Commenting on the FOI findings Dr Adrian Boyle, President of the Royal College of Emergency Medicine, said:
“These data, while shocking, are unsurprising. For a long-time we have known that the true scale of long waits in Emergency Departments has been hidden. Long-waiting times are associated with serious patient harm and patient deaths – the scale shown here for 2022 is deeply distressing. The data show how necessary it is to have transparent figures. We are pleased that both the Department of Health and Social Care and NHS England have heeded our calls and will be publishing the 12-hour data from time of arrival in the Emergency Department regularly from April this year. We look forward to seeing this data be published then.
“We believe that being honest with the data will be a service to patients and staff. It will lead to a better understanding of patient flow and to both transformation and change in the emergency care system. However, this transformation and change can only come if we have the staff, beds and resources we need. We urge the government to publish the fully funded long-term NHS workforce plan that they pledged to deliver. This must include measures to retain existing staff who are burned out and may be considering leaving the NHS.
“Alongside the publication of this 12-hour data we must see a renewed focus on the four-hour access standard. We believe the new four-hour target of 76% is unambitious and is too low, it presents the risk that the sickest and most vulnerable patients will continue to face the longest waits. We urge this target to be revised to a more ambitious figure.
“The delays to admission in Emergency Departments are a symptom of a hospital wide problem. We know that 14,000 beds are occupied by patients who should be discharged but are unable to be due to the shortages in social care. We must see sustained and continued investment in social care and a bolstering of the social care workforce. Enabling the timely discharge of patients will help free up beds and in turn help reduce these long-waits in Emergency Departments.”
Notes to editor
RCEM Explains: Long waiting times and excess deaths: https://rcem.ac.uk/wp-content/uploads/2023/02/RCEM_Explains_long_waits_and_excess_mortality.pdf
The 12-hour time of arrival data for England for 2022 were obtained through Freedom of Information requests (FOIs) to NHS Digital.
Scientific evidence shows delays to care and long waits to admission to hospital increase a patient’s risk of harm and death, even after leaving an Emergency Department. A large observational study of more than five million NHS patients showed an increase in all-cause 30-day mortality, adjusted for age and co-morbidity. This study quantified the harm, demonstrating that there was one additional death for every 72 patients that spend eight- to 12-hours in the Emergency Department (this is called the Standard Mortality Ratio or SMR).

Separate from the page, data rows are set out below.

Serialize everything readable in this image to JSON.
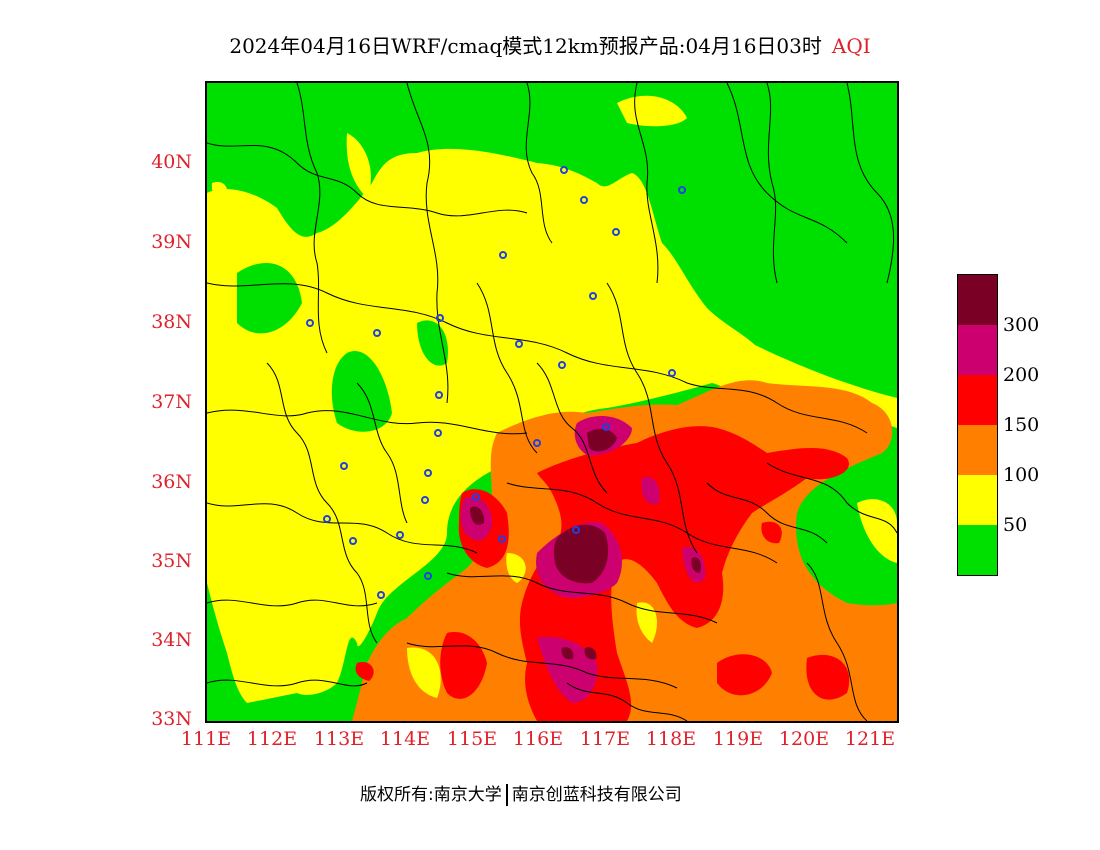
{
  "title": {
    "main": "2024年04月16日WRF/cmaq模式12km预报产品:04月16日03时",
    "variable": "AQI"
  },
  "lat_labels": [
    "40N",
    "39N",
    "38N",
    "37N",
    "36N",
    "35N",
    "34N",
    "33N"
  ],
  "lon_labels": [
    "111E",
    "112E",
    "113E",
    "114E",
    "115E",
    "116E",
    "117E",
    "118E",
    "119E",
    "120E",
    "121E"
  ],
  "legend": {
    "labels": [
      "300",
      "200",
      "150",
      "100",
      "50"
    ],
    "colors": [
      "#7a0025",
      "#cc006e",
      "#ff0000",
      "#ff8000",
      "#ffff00",
      "#00e000"
    ]
  },
  "map_colors": {
    "good": "#00e000",
    "moderate": "#ffff00",
    "usg": "#ff8000",
    "unhealthy": "#ff0000",
    "very_unhealthy": "#cc006e",
    "hazardous": "#7a0025",
    "station_marker": "#2040e0",
    "boundary": "#000000"
  },
  "footer": {
    "copyright": "版权所有:南京大学",
    "company": "南京创蓝科技有限公司"
  }
}
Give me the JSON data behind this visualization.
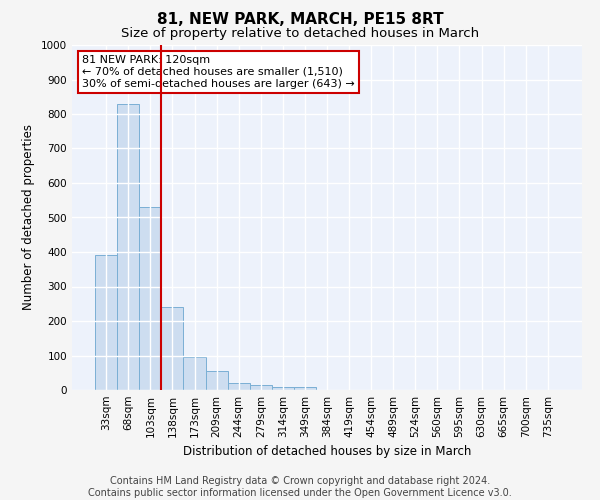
{
  "title": "81, NEW PARK, MARCH, PE15 8RT",
  "subtitle": "Size of property relative to detached houses in March",
  "xlabel": "Distribution of detached houses by size in March",
  "ylabel": "Number of detached properties",
  "categories": [
    "33sqm",
    "68sqm",
    "103sqm",
    "138sqm",
    "173sqm",
    "209sqm",
    "244sqm",
    "279sqm",
    "314sqm",
    "349sqm",
    "384sqm",
    "419sqm",
    "454sqm",
    "489sqm",
    "524sqm",
    "560sqm",
    "595sqm",
    "630sqm",
    "665sqm",
    "700sqm",
    "735sqm"
  ],
  "values": [
    390,
    830,
    530,
    240,
    95,
    55,
    20,
    15,
    10,
    8,
    0,
    0,
    0,
    0,
    0,
    0,
    0,
    0,
    0,
    0,
    0
  ],
  "bar_color": "#cdddf0",
  "bar_edge_color": "#7aafd4",
  "vline_index": 2,
  "vline_color": "#cc0000",
  "annotation_text": "81 NEW PARK: 120sqm\n← 70% of detached houses are smaller (1,510)\n30% of semi-detached houses are larger (643) →",
  "annotation_box_color": "#ffffff",
  "annotation_box_edge": "#cc0000",
  "ylim": [
    0,
    1000
  ],
  "yticks": [
    0,
    100,
    200,
    300,
    400,
    500,
    600,
    700,
    800,
    900,
    1000
  ],
  "footer1": "Contains HM Land Registry data © Crown copyright and database right 2024.",
  "footer2": "Contains public sector information licensed under the Open Government Licence v3.0.",
  "bg_color": "#edf2fb",
  "grid_color": "#ffffff",
  "title_fontsize": 11,
  "subtitle_fontsize": 9.5,
  "axis_label_fontsize": 8.5,
  "tick_fontsize": 7.5,
  "annotation_fontsize": 8,
  "footer_fontsize": 7
}
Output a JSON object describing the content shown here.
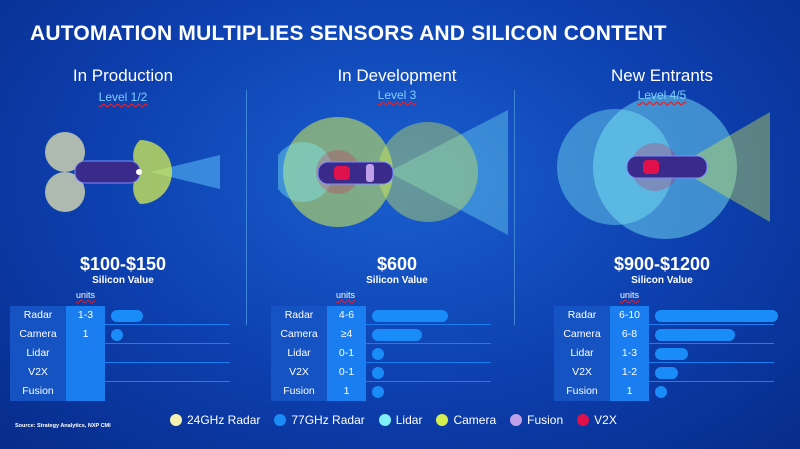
{
  "title": "AUTOMATION MULTIPLIES SENSORS AND SILICON CONTENT",
  "columns": [
    {
      "heading": "In Production",
      "level": "Level 1/2",
      "price": "$100-$150",
      "silicon_label": "Silicon Value",
      "units_label": "units",
      "rows": [
        {
          "label": "Radar",
          "units": "1-3",
          "bar": 0.26
        },
        {
          "label": "Camera",
          "units": "1",
          "bar": 0.1
        },
        {
          "label": "Lidar",
          "units": "",
          "bar": 0
        },
        {
          "label": "V2X",
          "units": "",
          "bar": 0
        },
        {
          "label": "Fusion",
          "units": "",
          "bar": 0
        }
      ]
    },
    {
      "heading": "In Development",
      "level": "Level 3",
      "price": "$600",
      "silicon_label": "Silicon Value",
      "units_label": "units",
      "rows": [
        {
          "label": "Radar",
          "units": "4-6",
          "bar": 0.62
        },
        {
          "label": "Camera",
          "units": "≥4",
          "bar": 0.41
        },
        {
          "label": "Lidar",
          "units": "0-1",
          "bar": 0.1
        },
        {
          "label": "V2X",
          "units": "0-1",
          "bar": 0.1
        },
        {
          "label": "Fusion",
          "units": "1",
          "bar": 0.1
        }
      ]
    },
    {
      "heading": "New Entrants",
      "level": "Level 4/5",
      "price": "$900-$1200",
      "silicon_label": "Silicon Value",
      "units_label": "units",
      "rows": [
        {
          "label": "Radar",
          "units": "6-10",
          "bar": 1.0
        },
        {
          "label": "Camera",
          "units": "6-8",
          "bar": 0.65
        },
        {
          "label": "Lidar",
          "units": "1-3",
          "bar": 0.27
        },
        {
          "label": "V2X",
          "units": "1-2",
          "bar": 0.19
        },
        {
          "label": "Fusion",
          "units": "1",
          "bar": 0.1
        }
      ]
    }
  ],
  "legend": [
    {
      "label": "24GHz Radar",
      "color": "#f4f0b0"
    },
    {
      "label": "77GHz Radar",
      "color": "#1a8cf8"
    },
    {
      "label": "Lidar",
      "color": "#7ff0f8"
    },
    {
      "label": "Camera",
      "color": "#d4ee50"
    },
    {
      "label": "Fusion",
      "color": "#c0a0e8"
    },
    {
      "label": "V2X",
      "color": "#e0104a"
    }
  ],
  "source": "Source: Strategy Analytics, NXP CMI"
}
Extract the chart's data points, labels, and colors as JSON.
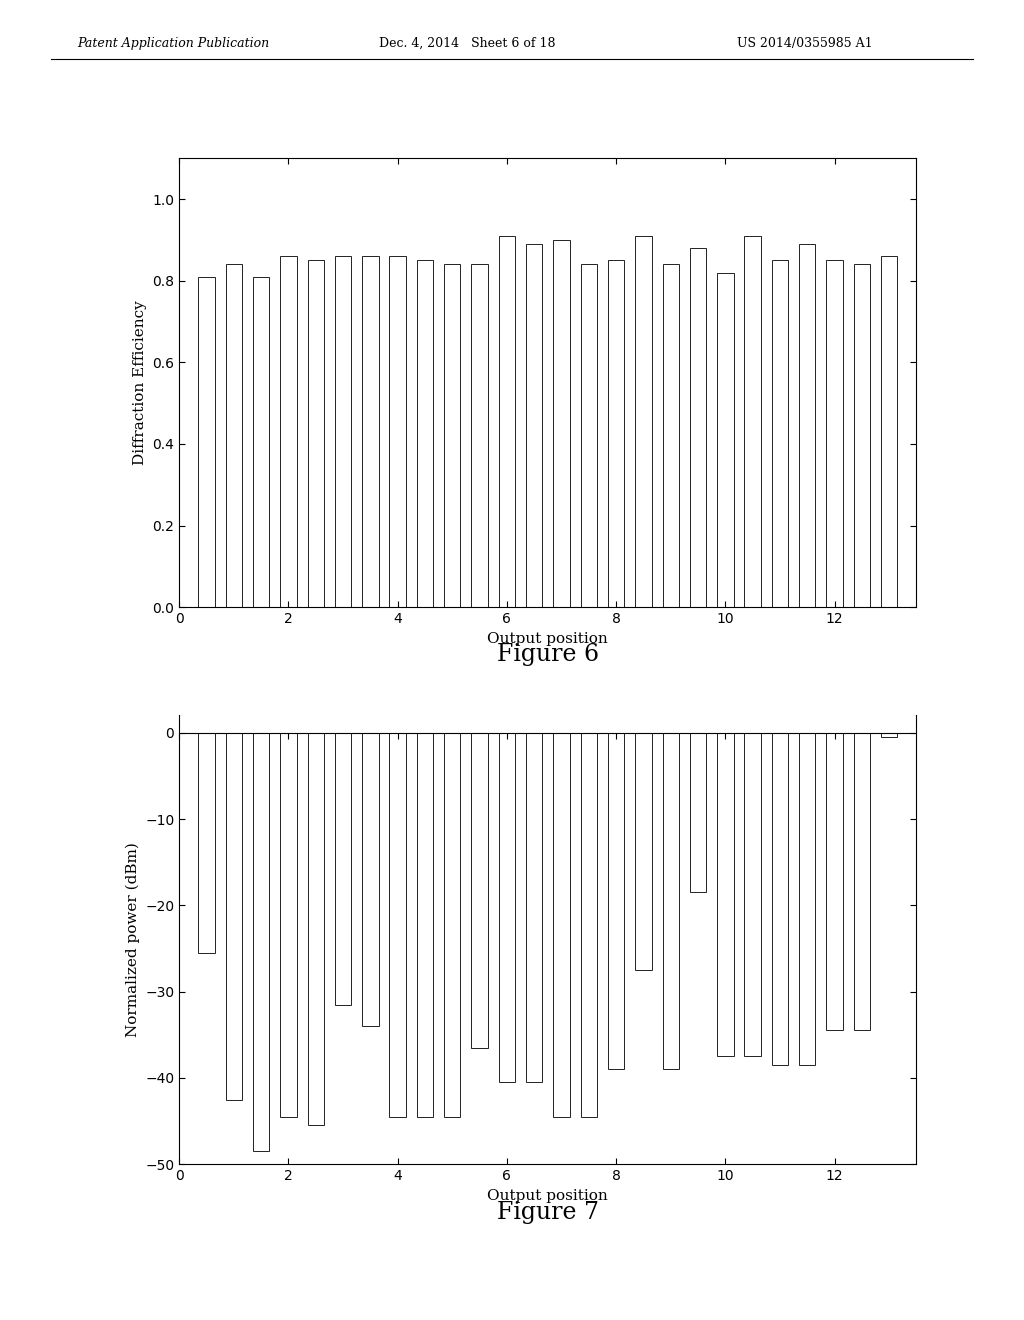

By applying the Standard Mortality Ratio (SMR) to the total number of 12-hour time of arrival waits for 2022, we can calculate that there were an estimated 23,003 excess patient deaths in 2022 in England associated with long waits in the Emergency Department.
An extra or excess death is a death that might not have occurred if there were not X amount of delays to admission. If 72 patients did not wait eight- to 12-hours from their time of arrival in Emergency Departments, there would not be an ‘extra’ or excess death.
It’s important to recognise that while some patients have always faced long waits, the scale of patients now facing extremely long waits is a new phenomenon – and every death as a result is an extra or excess death because they could have been prevented, and we can see in years prior the extremely long waits for admission weren’t happening and so the deaths weren’t occurring.